Peraltro concentrando tutto in una zona, con un clima difficile, che pare abbia favorito la diffusione del virus, ammassando un numero di abitanti particolarmente elevato, con un conseguente eccessivo uso del suolo, che era chiaro non sarebbe stato il meglio che si poteva fare. Appena finirà la buriana, il must dovrà essere l’accoppiata Napoli e Milano, Bergamo e Bari, Brescia e Palermo.
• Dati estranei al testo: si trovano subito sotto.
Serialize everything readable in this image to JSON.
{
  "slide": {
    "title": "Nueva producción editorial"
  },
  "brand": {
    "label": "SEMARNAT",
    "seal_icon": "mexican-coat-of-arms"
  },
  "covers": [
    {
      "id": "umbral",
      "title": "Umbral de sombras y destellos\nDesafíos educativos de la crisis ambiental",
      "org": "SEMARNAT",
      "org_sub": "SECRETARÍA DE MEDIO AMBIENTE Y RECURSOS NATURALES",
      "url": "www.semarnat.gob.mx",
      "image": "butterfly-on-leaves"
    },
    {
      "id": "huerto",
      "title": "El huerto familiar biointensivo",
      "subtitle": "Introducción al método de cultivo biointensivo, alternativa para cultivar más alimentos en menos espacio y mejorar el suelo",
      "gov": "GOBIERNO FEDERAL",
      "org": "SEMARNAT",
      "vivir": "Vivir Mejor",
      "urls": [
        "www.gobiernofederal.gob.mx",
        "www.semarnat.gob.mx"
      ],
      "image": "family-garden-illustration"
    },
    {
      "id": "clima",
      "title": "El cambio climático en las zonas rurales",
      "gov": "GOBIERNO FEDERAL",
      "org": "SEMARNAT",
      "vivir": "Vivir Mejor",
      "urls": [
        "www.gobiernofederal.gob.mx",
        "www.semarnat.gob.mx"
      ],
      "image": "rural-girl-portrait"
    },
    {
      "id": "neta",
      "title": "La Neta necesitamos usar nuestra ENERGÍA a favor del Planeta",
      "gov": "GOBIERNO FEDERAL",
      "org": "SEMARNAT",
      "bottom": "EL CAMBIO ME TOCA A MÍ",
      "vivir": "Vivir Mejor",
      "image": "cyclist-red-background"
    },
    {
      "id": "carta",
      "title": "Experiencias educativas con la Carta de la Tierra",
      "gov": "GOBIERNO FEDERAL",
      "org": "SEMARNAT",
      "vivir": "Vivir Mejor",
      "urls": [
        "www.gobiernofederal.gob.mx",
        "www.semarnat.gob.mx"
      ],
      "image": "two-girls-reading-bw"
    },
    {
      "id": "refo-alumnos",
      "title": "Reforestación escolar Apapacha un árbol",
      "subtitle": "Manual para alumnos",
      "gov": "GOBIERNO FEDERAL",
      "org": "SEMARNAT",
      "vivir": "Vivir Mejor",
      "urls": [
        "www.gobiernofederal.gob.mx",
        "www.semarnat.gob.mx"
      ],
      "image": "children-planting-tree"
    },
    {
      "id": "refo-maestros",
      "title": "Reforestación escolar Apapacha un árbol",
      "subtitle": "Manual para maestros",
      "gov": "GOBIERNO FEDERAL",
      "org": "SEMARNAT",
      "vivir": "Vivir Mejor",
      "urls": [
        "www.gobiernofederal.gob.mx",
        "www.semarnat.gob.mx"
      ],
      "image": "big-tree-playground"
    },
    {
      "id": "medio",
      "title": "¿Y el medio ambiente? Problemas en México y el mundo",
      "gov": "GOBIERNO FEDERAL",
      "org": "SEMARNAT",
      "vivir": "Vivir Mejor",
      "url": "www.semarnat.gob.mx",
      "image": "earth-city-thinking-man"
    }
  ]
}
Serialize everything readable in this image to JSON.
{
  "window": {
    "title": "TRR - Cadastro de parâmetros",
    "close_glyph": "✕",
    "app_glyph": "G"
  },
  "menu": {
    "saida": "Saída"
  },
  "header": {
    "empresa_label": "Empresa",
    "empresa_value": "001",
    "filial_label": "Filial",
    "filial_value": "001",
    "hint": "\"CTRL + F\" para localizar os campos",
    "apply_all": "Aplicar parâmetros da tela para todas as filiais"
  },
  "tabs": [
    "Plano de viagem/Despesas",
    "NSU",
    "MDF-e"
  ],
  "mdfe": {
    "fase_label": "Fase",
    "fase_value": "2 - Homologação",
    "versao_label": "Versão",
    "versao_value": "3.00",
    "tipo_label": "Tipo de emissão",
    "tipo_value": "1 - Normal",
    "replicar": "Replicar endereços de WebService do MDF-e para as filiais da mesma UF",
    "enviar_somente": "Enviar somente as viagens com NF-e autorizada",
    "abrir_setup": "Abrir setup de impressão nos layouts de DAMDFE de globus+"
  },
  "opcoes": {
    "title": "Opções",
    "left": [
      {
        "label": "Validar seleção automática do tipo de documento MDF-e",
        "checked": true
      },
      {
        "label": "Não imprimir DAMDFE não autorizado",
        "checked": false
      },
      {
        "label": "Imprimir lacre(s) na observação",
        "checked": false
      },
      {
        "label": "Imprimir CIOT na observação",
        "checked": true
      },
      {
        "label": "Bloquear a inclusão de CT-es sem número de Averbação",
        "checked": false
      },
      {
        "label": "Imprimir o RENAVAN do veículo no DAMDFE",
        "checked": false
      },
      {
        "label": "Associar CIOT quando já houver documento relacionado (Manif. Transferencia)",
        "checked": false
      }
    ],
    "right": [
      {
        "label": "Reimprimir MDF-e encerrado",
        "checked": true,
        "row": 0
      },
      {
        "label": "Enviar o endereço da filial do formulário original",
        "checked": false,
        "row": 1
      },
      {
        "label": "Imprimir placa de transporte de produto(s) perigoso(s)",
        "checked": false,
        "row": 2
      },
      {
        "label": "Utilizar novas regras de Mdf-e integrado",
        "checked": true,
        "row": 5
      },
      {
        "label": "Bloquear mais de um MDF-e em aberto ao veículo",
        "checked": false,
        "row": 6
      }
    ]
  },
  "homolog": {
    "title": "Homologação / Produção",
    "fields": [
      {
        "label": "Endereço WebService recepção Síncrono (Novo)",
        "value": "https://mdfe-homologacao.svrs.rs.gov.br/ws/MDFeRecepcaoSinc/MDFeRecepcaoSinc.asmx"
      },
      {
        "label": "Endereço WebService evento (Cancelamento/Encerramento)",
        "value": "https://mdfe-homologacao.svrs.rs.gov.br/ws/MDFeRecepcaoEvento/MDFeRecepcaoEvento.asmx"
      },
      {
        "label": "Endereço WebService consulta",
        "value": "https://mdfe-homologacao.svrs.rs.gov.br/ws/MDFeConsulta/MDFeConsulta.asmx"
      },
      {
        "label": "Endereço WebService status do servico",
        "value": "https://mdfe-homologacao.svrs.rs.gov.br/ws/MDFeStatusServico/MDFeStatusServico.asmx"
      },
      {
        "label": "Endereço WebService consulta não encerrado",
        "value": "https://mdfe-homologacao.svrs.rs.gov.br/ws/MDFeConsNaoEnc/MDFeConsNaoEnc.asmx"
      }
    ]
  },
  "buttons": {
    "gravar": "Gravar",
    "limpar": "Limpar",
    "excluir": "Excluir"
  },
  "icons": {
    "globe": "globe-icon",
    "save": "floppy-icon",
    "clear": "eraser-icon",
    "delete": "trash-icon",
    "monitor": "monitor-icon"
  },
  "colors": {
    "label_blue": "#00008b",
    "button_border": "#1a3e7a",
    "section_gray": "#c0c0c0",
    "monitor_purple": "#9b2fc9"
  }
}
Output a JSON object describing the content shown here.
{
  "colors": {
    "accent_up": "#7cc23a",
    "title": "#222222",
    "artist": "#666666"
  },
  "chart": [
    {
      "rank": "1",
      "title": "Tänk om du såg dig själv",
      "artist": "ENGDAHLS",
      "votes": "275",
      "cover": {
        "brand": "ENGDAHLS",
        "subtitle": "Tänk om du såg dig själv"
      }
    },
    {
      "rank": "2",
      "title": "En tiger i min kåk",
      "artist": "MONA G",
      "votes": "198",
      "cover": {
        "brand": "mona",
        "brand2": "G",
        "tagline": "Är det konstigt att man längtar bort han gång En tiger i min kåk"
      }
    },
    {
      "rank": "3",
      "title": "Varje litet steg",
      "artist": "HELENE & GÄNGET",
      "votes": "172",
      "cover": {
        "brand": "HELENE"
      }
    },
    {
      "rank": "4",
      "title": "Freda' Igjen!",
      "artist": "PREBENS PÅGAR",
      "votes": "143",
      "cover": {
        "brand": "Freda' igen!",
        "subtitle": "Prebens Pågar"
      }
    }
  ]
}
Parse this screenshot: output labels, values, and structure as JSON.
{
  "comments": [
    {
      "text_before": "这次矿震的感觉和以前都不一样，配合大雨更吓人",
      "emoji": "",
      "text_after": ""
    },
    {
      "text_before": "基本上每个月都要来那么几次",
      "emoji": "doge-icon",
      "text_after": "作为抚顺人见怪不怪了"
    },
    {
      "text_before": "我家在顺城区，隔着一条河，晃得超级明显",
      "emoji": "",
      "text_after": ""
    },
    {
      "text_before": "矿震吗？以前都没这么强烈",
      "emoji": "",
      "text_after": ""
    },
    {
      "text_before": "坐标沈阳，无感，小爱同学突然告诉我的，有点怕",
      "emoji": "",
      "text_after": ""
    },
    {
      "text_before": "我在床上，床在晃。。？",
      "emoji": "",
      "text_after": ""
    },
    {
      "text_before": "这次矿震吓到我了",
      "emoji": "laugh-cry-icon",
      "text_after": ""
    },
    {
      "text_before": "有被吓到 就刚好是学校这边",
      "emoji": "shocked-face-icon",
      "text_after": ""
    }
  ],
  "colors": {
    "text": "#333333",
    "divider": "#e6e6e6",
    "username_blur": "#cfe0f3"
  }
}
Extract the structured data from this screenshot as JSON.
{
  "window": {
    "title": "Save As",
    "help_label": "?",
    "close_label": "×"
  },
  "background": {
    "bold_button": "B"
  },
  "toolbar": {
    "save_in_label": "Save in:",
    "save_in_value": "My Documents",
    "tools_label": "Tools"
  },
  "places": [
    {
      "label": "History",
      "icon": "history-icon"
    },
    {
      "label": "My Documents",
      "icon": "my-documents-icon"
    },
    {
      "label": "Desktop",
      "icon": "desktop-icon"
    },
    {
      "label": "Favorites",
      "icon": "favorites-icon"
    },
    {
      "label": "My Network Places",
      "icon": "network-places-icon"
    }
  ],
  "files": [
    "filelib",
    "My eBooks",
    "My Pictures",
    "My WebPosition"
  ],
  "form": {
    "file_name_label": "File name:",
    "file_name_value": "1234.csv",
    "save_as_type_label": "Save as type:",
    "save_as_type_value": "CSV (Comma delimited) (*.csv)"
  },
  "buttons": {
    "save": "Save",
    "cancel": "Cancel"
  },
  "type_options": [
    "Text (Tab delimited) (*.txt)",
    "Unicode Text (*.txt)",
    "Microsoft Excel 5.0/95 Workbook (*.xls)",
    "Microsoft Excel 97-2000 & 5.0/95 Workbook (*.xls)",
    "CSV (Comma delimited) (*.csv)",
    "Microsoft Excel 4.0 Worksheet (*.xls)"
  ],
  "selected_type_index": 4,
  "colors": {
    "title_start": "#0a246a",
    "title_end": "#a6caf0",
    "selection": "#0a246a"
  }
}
Gli altri, con problemi analoghi, lo hanno cercato di fare valorizzando Valencia e Siviglia, oltre che Barcellona. Costruendo la prima alta velocità ferroviaria tra Siviglia e Madrid e non tra Madrid e Barcellona. E in un momento in cui gli europei è probabile che si chiudano nei propri confini, valorizzare un mercato interno importante come quello dei 21 milioni di abitanti meridionali non è cosa indifferente. Invece noi lo abbiamo indebolito negli ultimi anni, con il crollo del reddito pro- capite, tanto che una forza politica ha avuto consensi elevati nelle elezioni con la promessa di un reddito di cittadinanza, unica alternativa possibile alla difficoltà di sopravvivenza; e da far emigrare , si emigrazione non mobilità, 100.000 persone formate ogni anno, come ci ricorda la Svimez, sottraendo al Sud 20 miliardi l’anno per la formazione di tali professionalità che non riesce ad utilizzare. Costruendo un sistema sanitario al Nord sulle risorse, che dovevano essere date al Sud, spesso finanziando una sanità privata estrattiva, per poter poi incoraggiare i viaggi della speranza. Dimenticando di poter essere al centro del Mediterraneo da protagonisti ed invece diventando subfornitori della Baviera. Forse è il momento di imparare la lezione. Saremo capaci?